А встречи наши, как своего рода шахматная партия, состояли из трех стадий. Вначале как бы раскачивались, долго не могли разговориться, топтались на месте, затрагивали что-то незначащее… Потом начинали спорить, чаще всего на художественно-эстетической почве, спор наш доходил до какой-то опасной грани, полного неприятия позиций и взглядов другого, грозил разрывом. Это было тем более странно, что при всех различиях вкусы наши в основном совпадали. Нам по-разному могли нравиться те или иные вещи, но не нравилось с полной очевидностью одно и то же… И так, обычно без особых осложнений миновав опасный миттельшпиль, мы приходили к благополучной концовке, расставались друзьями, он провожал нас на ночной поезд или оставлял у себя…
Мы уже прошли центр города, на пустырях белели, светились в зелени поредевшего, подавленного бульдозерами леса новые дома, валялись глыбы цемента, бетонные плиты. Наконец уткнулись в аккуратный, словно бы еще влажный, сыроватый от новизны, от склейки дом-башню.
— Мой, — небрежно сказал Борька. — Первая моя квартира.
Да, действительно, это была первая в его жизни собственная квартира, если не считать той, где он родился. Интернат, студенческая общага с еще двумя гавриками в комнате, потом жилплощадь в этом городе — временное, арендованное жилье, — а теперь вот настоящая, своя квартира. В ее белизне, пустоте как бы прорезались черты будущего жилья, зачаток уюта; Борька умел обживать новое место, он был даже домовит по-своему — домовит без дома.
На розовой, светящейся кухне сверкали две новенькие табуретки, такой же стол; в комнате стояла раскладушка, придавая ей вид студенческий, временный, но уже прибиты были полки для книг, а в углу привалились к стене подрамники.
Борька, всегда о своих делах темнивший, на этот раз был открыт и сразу как пришли решил огорошить меня.
— Представляешь, городской клуб купил у меня несколько работ и предложил сделать панно, витражи. Вот и договор.
Кое-что я уже слышал об этом, но чтобы доставить ему радость, удивился и сказал, как в таких случаях было принято:
— Ну даешь!..
Я уважительно вертел бланк договора, где была проставлена довольно приличная сумма прописью.

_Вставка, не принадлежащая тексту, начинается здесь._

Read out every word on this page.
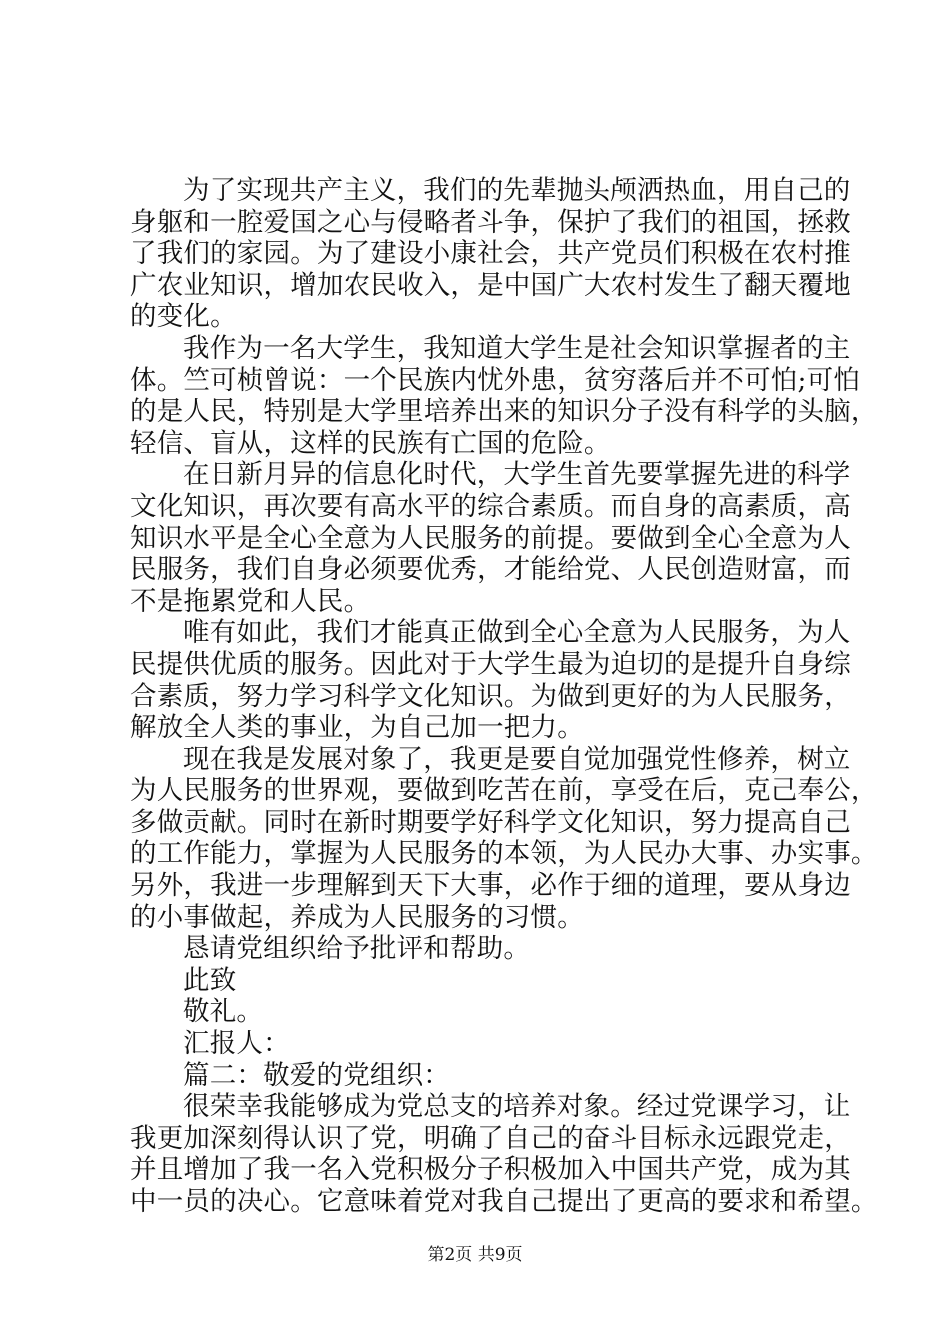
为了实现共产主义，我们的先辈抛头颅洒热血，用自己的
身躯和一腔爱国之心与侵略者斗争，保护了我们的祖国，拯救
了我们的家园。为了建设小康社会，共产党员们积极在农村推
广农业知识，增加农民收入，是中国广大农村发生了翻天覆地
的变化。
我作为一名大学生，我知道大学生是社会知识掌握者的主
体。竺可桢曾说：一个民族内忧外患，贫穷落后并不可怕;可怕
的是人民，特别是大学里培养出来的知识分子没有科学的头脑，
轻信、盲从，这样的民族有亡国的危险。
在日新月异的信息化时代，大学生首先要掌握先进的科学
文化知识，再次要有高水平的综合素质。而自身的高素质，高
知识水平是全心全意为人民服务的前提。要做到全心全意为人
民服务，我们自身必须要优秀，才能给党、人民创造财富，而
不是拖累党和人民。
唯有如此，我们才能真正做到全心全意为人民服务，为人
民提供优质的服务。因此对于大学生最为迫切的是提升自身综
合素质，努力学习科学文化知识。为做到更好的为人民服务，
解放全人类的事业，为自己加一把力。
现在我是发展对象了，我更是要自觉加强党性修养，树立
为人民服务的世界观，要做到吃苦在前，享受在后，克己奉公，
多做贡献。同时在新时期要学好科学文化知识，努力提高自己
的工作能力，掌握为人民服务的本领，为人民办大事、办实事。
另外，我进一步理解到天下大事，必作于细的道理，要从身边
的小事做起，养成为人民服务的习惯。
恳请党组织给予批评和帮助。
此致
敬礼。
汇报人：
篇二：敬爱的党组织：
很荣幸我能够成为党总支的培养对象。经过党课学习，让
我更加深刻得认识了党，明确了自己的奋斗目标永远跟党走，
并且增加了我一名入党积极分子积极加入中国共产党，成为其
中一员的决心。它意味着党对我自己提出了更高的要求和希望。
第2页 共9页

— И еще персональную выставку предлагают… Но я еще сам не знаю… Пока не закончу одну картину, вряд ли… В общем, пока все неплохо, тьфу-тьфу-тьфу, чтоб не сглазить. Ну а ты как там?
Мне нечего было противопоставить его стремительному взлету, и я сказал:
— Оформляю какие-то книжки. Что-то рисую для себя. Скоро выставку откроют: «Творческий отчет молодых».
— Молодых, молодых, — вдруг с раздражением сказал Борька. — Искусству нет дела до возраста. А мы все ходим в молодых.
— Искусству…
— «Молодые»… Послабленьице, вроде форы.
— Тебе хорошо, с таким договором можно год работать на себя.
— А я не хочу делить — «для себя», «для кого-то». И клуб этот буду делать как для себя.
Он был неожиданно боевит, полон оптимизма и веры в победу. Я уже давно не видел его таким. И, честно говоря, радовался за него.
Мы еще долго сидели, он заражал меня своей уверенностью, говорил о том, что если мы начнем постоянно уступать другим, то приучимся уступать себе и уступки станут нашей нормой.
Мне казалось, он на подъеме. Топтался, топтался на старте, а вот теперь разогнался и пошел вперед.
Только иногда его глаза серели, темнели, точно в них свет выключался. Тогда, словно забыв, о чем только что говорил, он замолкал, безучастно сидел, глядя на тебя уже чужими, невидящими глазами.
— Ты чего, Борь?
— Да так.
Усилием воли он возвращался о т т у д а, начинал ходить по комнате, громко говорить.
В конце я показал ему «Красную звездочку». Он смотрел долго, и по его лицу я понимал: нравится.
Он так и не высказал впрямую своего отношения, не сделал никаких замечаний. Поднял глаза и внимательно, точно проверяя меня, глянул в мои зрачки, сказал веско, не допуская возражений:
— Без нее не выставляйся.
Сказать по правде, я еще ничего не решил и, вернувшись в Москву, колебался. Некоторые мои товарищи уговаривали меня выставиться, говорили, что и другие работы на уровне, главное — чтобы заметили сейчас. А через некоторое время и та пройдет.